Here’s how it works:
Most trade lines on your credit report will report virtually the same way when you are late. A penalty and drop in score when you hit 30 days late, 60 days late, and 90 days late. After those debts pass the 90 day milestone, they will typically be passed on to a third party debt collector or collection agency (they buy them for pennies on the dollar). Like we covered in the short sale or pre foreclosure post, 90 days past due is about as bad as it gets… after that your debts “move to another realm”. This is where the majority of credit repair specialists “live”. They’ll come in and “dispute” one or more line items on your credit report, when, done properly allows your score to take a quick jump, as well as opens up a window of opportunity for you to get a mortgage, or do what you need to do. Inevitably, unless you have a legitimate dispute with hardcore evidence to back that up, the line items will pop back up again. Believe it or not, credit repair companies can and usually do cause ore harm than good. When the last date “reported” or date of “last activity” by a creditor passes 5 years (judgements etc. 7-10) they must drop off your report. When the repair companies go around messing with items improperly, it causes the line items to essentially “refresh” themselves, resetting that timeline. Don’t fall into this trap.

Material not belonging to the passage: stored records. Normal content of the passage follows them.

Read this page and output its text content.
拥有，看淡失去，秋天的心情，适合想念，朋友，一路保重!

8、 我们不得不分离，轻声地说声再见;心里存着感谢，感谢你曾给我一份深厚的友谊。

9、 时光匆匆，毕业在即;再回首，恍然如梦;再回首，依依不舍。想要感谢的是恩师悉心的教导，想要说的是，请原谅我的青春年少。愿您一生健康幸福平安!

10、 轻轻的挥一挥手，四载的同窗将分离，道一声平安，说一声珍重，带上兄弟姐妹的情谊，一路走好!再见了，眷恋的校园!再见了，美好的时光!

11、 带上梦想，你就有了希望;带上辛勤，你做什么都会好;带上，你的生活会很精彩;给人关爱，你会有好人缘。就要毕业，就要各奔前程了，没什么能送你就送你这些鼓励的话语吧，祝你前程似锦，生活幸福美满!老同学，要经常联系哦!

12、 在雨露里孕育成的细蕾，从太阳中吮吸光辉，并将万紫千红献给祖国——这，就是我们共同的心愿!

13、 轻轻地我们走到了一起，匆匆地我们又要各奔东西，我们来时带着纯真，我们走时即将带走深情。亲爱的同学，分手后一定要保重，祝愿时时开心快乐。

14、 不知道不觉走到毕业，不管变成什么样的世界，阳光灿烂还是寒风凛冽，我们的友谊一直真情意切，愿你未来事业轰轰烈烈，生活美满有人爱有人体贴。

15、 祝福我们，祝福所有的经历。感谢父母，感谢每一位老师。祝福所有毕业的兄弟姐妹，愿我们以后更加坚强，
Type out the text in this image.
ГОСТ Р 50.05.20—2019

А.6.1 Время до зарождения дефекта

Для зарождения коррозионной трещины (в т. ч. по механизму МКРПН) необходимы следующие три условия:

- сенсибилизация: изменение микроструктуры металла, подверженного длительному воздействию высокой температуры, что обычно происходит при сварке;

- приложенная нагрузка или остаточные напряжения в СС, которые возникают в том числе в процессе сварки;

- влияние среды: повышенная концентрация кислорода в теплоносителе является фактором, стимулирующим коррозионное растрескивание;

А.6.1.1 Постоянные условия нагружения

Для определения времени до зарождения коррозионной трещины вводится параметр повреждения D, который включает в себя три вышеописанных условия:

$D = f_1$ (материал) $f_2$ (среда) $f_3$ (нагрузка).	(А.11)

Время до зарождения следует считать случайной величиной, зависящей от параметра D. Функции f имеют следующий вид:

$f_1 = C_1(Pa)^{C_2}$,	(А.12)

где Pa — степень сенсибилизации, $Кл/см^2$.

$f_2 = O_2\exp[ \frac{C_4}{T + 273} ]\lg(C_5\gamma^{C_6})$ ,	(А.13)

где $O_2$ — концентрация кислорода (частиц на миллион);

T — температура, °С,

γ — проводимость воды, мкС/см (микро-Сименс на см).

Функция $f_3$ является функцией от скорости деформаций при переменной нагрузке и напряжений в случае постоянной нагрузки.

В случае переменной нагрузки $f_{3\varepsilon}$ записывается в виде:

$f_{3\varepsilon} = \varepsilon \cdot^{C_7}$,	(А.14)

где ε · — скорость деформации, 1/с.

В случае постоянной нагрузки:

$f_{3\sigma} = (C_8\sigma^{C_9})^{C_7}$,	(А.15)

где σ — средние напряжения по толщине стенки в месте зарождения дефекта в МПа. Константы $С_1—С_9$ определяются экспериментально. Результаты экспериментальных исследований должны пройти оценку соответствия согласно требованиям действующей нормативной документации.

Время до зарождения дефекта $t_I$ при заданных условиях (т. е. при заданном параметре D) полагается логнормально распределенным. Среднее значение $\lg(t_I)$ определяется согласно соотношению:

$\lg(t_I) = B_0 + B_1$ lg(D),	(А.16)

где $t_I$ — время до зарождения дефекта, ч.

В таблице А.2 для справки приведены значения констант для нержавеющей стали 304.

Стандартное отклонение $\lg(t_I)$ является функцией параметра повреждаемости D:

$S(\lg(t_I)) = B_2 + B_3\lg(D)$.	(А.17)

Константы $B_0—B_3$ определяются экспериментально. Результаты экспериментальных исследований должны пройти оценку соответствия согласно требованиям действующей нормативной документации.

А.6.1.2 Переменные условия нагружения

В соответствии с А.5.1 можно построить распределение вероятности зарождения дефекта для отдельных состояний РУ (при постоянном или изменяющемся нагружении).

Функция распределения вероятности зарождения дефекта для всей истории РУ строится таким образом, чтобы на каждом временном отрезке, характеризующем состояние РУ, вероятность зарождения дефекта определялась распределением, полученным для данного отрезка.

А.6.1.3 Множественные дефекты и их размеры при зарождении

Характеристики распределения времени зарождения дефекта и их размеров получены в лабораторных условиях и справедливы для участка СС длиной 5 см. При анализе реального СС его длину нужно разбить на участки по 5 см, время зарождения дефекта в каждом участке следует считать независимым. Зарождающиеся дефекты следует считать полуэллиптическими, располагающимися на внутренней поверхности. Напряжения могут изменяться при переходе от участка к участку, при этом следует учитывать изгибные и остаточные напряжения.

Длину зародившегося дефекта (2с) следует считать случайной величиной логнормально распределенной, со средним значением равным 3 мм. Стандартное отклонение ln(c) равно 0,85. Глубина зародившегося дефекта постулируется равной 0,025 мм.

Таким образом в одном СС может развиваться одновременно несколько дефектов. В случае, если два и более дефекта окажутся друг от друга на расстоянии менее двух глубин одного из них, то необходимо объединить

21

So what about debt consolidation? Big NO NO. What this does is roll all your balances into one large account. So you have now updated the last activity on many accounts that may have potentially been harmful, or due to “drop off”. Then you have proceeded to roll them into on big “bad” line item (you need to keep your debt to income ratio, or dti, below 15%. i.e. A $50,000 credit card should carry a balance of no more than $7,500. for any one monthly cycle. This is for optimum scoring). When you take all your debts and roll them into one trade line, that trade line is essentially “maxed out” which is devastating for you score and borrowing ability. Let’s all talk about this some more, as there are MANY interesting ins and outs of building and repairing credit PROPERLY. I’ll release more information on this beyond the basics in a group discussion.
Had this happen to me. I did the “debt consolidation” program that was supposed to help me pay down my debts. Well, effectively the interest rate was lower, but had I applied the same dollar amount paid each month to my credit card companies, the interest paid would have been the same. Also had “fees” to pay for the debt cons. service. It screwed my credit for four years, as my balance due always matched my balance owed. 100% dti…just like you said…wtf. Its done and gone now, won’t do that again.